The Palghar Lynching: Communalisation in Action
The Palghar Lynching has given the media something new to stoke tensions on as news about the Coronavirus turns stale and other more ‘meatier’ stories are nowhere to be found. Moreover, as the current government grapples with a pandemic and the economic slowdown that preceded it and the predicted shutdown that will happen after it, the Palghar Lynching is just the latest example of political communalisation.
Previously, I’ve criticised the Indian liberal political clique for the subtle nudge they’ve provided to minority communalism but in this case, I find myself standing as a stalwart defender of the liberal reaction.
Accusations of liberal lethargy in reacting to this tragedy is being used as evidence of a minority-bias amongst the ideology, with some alleging that if the victims were indeed minorities the liberal community would be in an uproar, storming social media and flooding the information highway, condemning the government and India with it.
The argument itself is laughable, but to really point out the mental gymnastics required to even believe this argument of leftist hypocrisy for more than a fraction of a second, I have to draw comparisons to the best example of left outrage in recent memory, the Dadri Lynching.
The two major distinctions between these two incidents are the motives behind the crime and the demographics of the perpetrators. In the Dadri Lynching case the rumour of cow consumption in the Akhlaq household was targeted specifically towards outraging Hindu religious beliefs, in the Palghar Lynching we see that the accusation itself is universal (child kidnapping) in its ability to outrage.
Secondly in the Akhlaq case the demographics of the perpetrators was decidedly Hindu, the announcement denouncing and exposing the Akhlaq household was made in a temple and moreover the accused received support from communal elements within society. In the Palghar incident we see that the platform for rumours was not tied to any religious belief and that religious sentiments played no part in the fearmongering that preceded the lynching therefore no such communal flavour is found that is until the right-wing chose to include it for political expediency, harping upon the fact that two of the victims were Sadhus, forgetting that the law and order situation in the area was already tense and that none of the accused were Muslims.
If this case had devolved or would devolve into one wherein those accused have the ability to call upon the support of political figures or get invited to election rallies by major political leaders then surely the case would require further agitation. However, when the issue itself is not a societal one (in the Akhlaq case a big objection was to the law itself which banned the consumption of cows) but rather one of misinformation being spread by unreliable sources the reaction of political ideologies would be radically different.
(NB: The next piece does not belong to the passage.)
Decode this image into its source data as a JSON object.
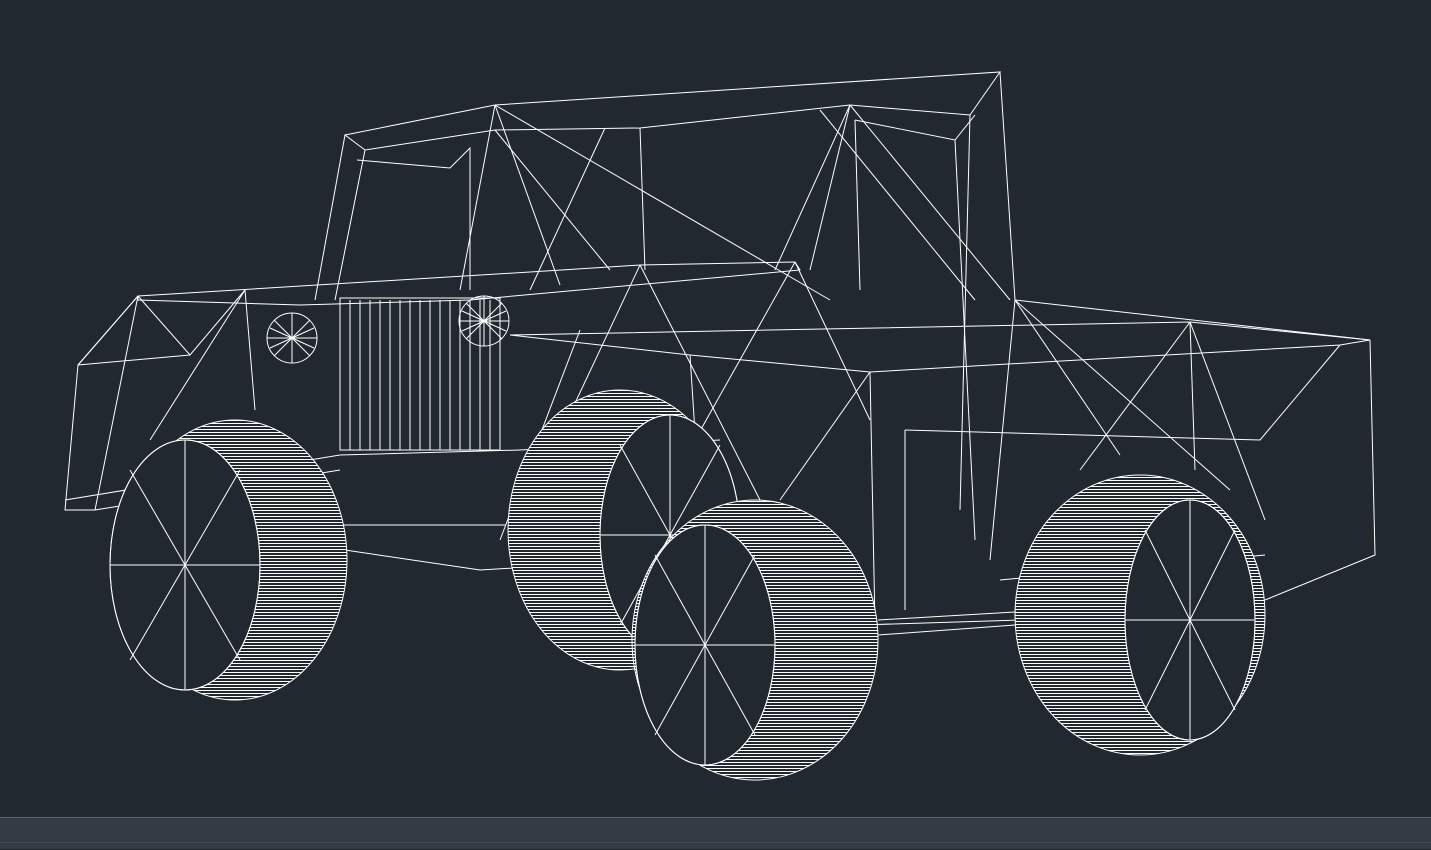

To ask for the same reaction to an event with a different background and a different aftermath is unreasonable, almost intentionally so.
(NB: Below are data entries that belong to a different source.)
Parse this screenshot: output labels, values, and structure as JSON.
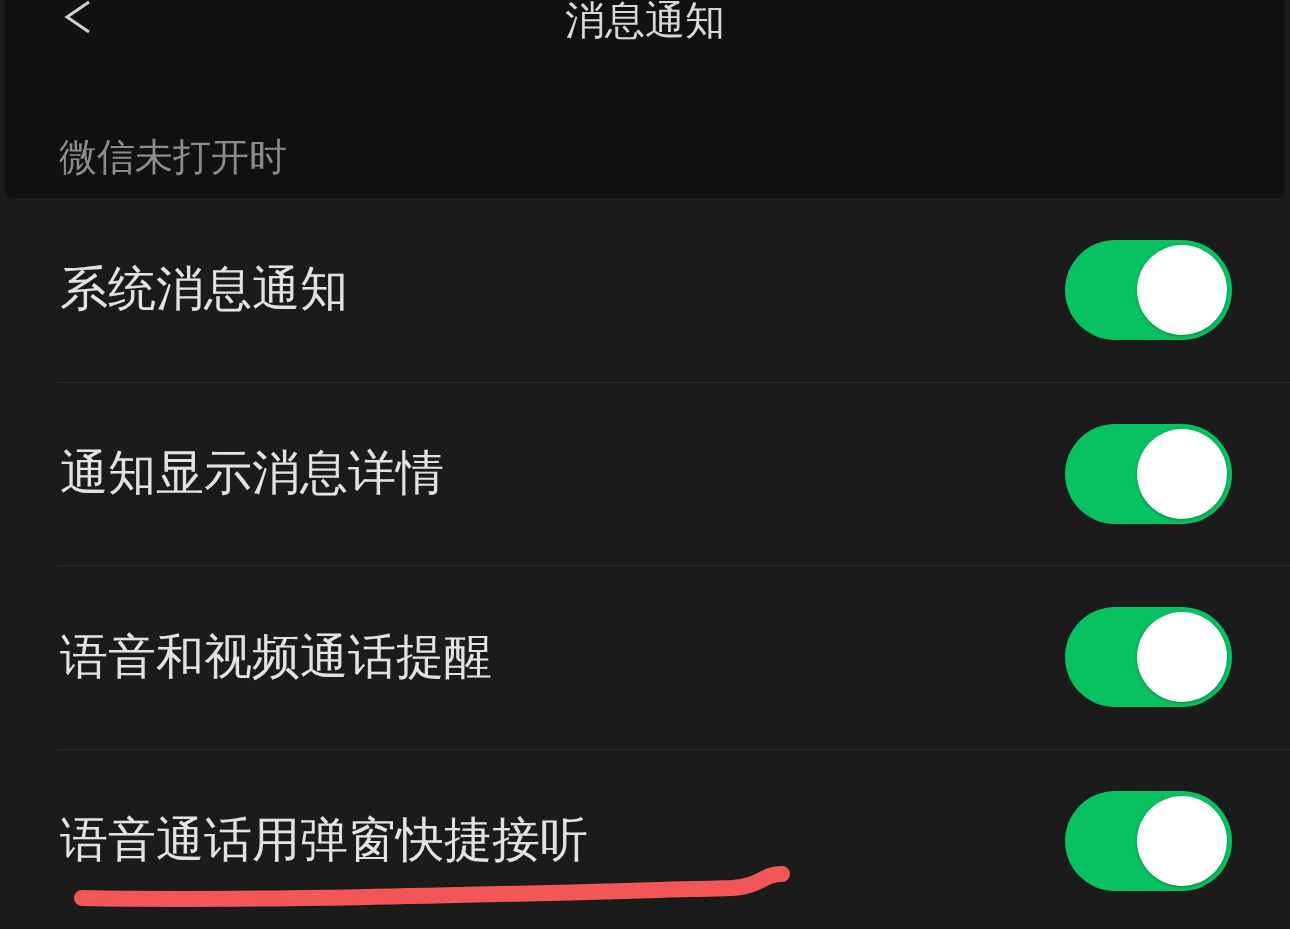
{
  "nav_bar": {
    "title": "消息通知"
  },
  "section": {
    "title": "微信未打开时"
  },
  "rows": [
    {
      "label": "系统消息通知",
      "on": true,
      "underlined": false
    },
    {
      "label": "通知显示消息详情",
      "on": true,
      "underlined": false
    },
    {
      "label": "语音和视频通话提醒",
      "on": true,
      "underlined": false
    },
    {
      "label": "语音通话用弹窗快捷接听",
      "on": true,
      "underlined": true
    }
  ]
}
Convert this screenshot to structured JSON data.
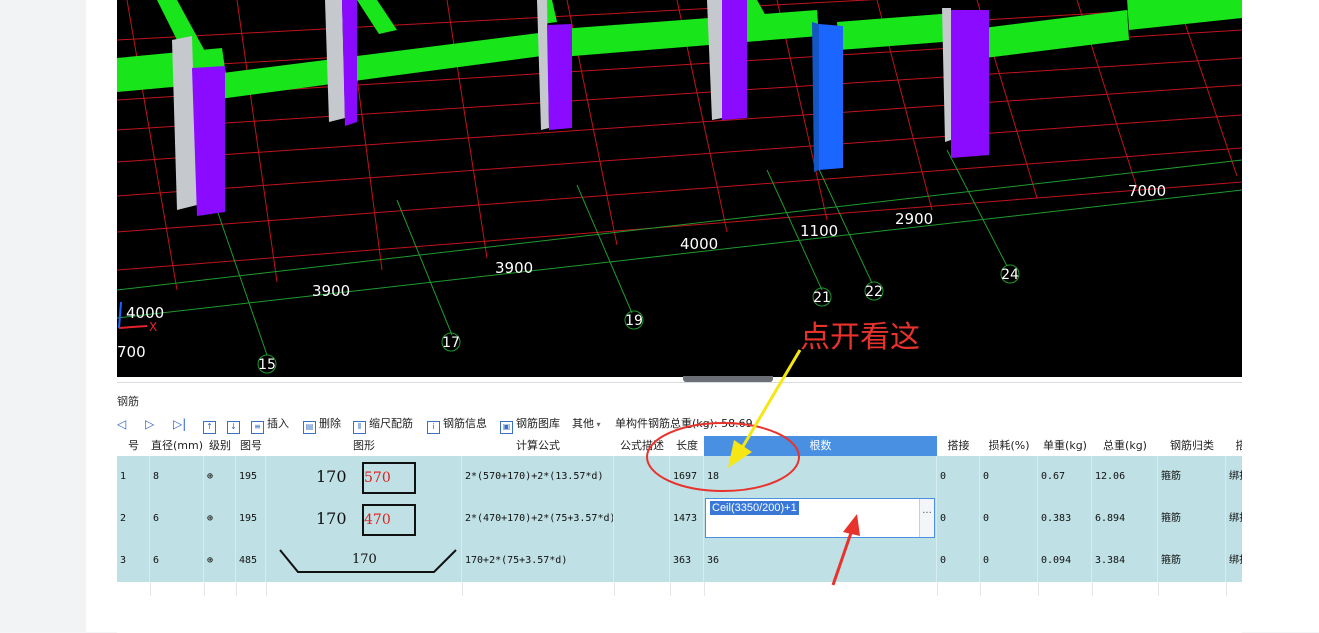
{
  "viewport": {
    "dimensions": [
      {
        "text": "3900"
      },
      {
        "text": "3900"
      },
      {
        "text": "4000"
      },
      {
        "text": "1100"
      },
      {
        "text": "2900"
      },
      {
        "text": "7000"
      },
      {
        "text": "4000"
      },
      {
        "text": "700"
      }
    ],
    "axis_numbers": [
      {
        "text": "15"
      },
      {
        "text": "17"
      },
      {
        "text": "19"
      },
      {
        "text": "21"
      },
      {
        "text": "22"
      },
      {
        "text": "24"
      }
    ],
    "axis_x_label": "X"
  },
  "panel": {
    "title": "钢筋"
  },
  "toolbar": {
    "insert": "插入",
    "delete": "删除",
    "scale_rebar": "缩尺配筋",
    "rebar_info": "钢筋信息",
    "rebar_library": "钢筋图库",
    "other": "其他",
    "total_weight_label": "单构件钢筋总重(kg): 58.69"
  },
  "grid": {
    "columns": [
      "号",
      "直径(mm)",
      "级别",
      "图号",
      "图形",
      "计算公式",
      "公式描述",
      "长度",
      "根数",
      "搭接",
      "损耗(%)",
      "单重(kg)",
      "总重(kg)",
      "钢筋归类",
      "搭"
    ],
    "rows": [
      {
        "no": "1",
        "dia": "8",
        "grade": "⊕",
        "fig": "195",
        "shape_a": "170",
        "shape_b": "570",
        "formula": "2*(570+170)+2*(13.57*d)",
        "desc": "",
        "length": "1697",
        "count": "18",
        "lap": "0",
        "loss": "0",
        "unit": "0.67",
        "total": "12.06",
        "type": "箍筋",
        "bind": "绑扎"
      },
      {
        "no": "2",
        "dia": "6",
        "grade": "⊕",
        "fig": "195",
        "shape_a": "170",
        "shape_b": "470",
        "formula": "2*(470+170)+2*(75+3.57*d)",
        "desc": "",
        "length": "1473",
        "count": "Ceil(3350/200)+1",
        "lap": "0",
        "loss": "0",
        "unit": "0.383",
        "total": "6.894",
        "type": "箍筋",
        "bind": "绑扎"
      },
      {
        "no": "3",
        "dia": "6",
        "grade": "⊕",
        "fig": "485",
        "shape_a": "170",
        "shape_b": "",
        "formula": "170+2*(75+3.57*d)",
        "desc": "",
        "length": "363",
        "count": "36",
        "lap": "0",
        "loss": "0",
        "unit": "0.094",
        "total": "3.384",
        "type": "箍筋",
        "bind": "绑扎"
      }
    ]
  },
  "annotation": {
    "text": "点开看这",
    "color": "#e8322c",
    "arrow_color": "#f5e614"
  }
}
In fact one can argue that the manner in which right leaning politicians and media figures pushed communalism into the context of this tragedy did more disservice to the victims who not only lost their lives to the worst of circumstances (rumours spread on social media) but then had their deaths be used as some sort of yardstick to measure the validity of political ideologies.
Ironically I believe in the coming times, the Palghar Lynching and the reaction of India’s civil society towards it would be the best example to highlight just how desperate some right-wing elements have gotten, using tragedies such as these to unleash their army of trolls onto the social media platforms, shouting out into the streets in a frenzy of faulty rhetoric and equally faulty logic.
To try and vilify a political ideology by manipulating a tragedy is a pathetic, horrific and juvenile thing to do and it truly is a low point for the Indian right-wing.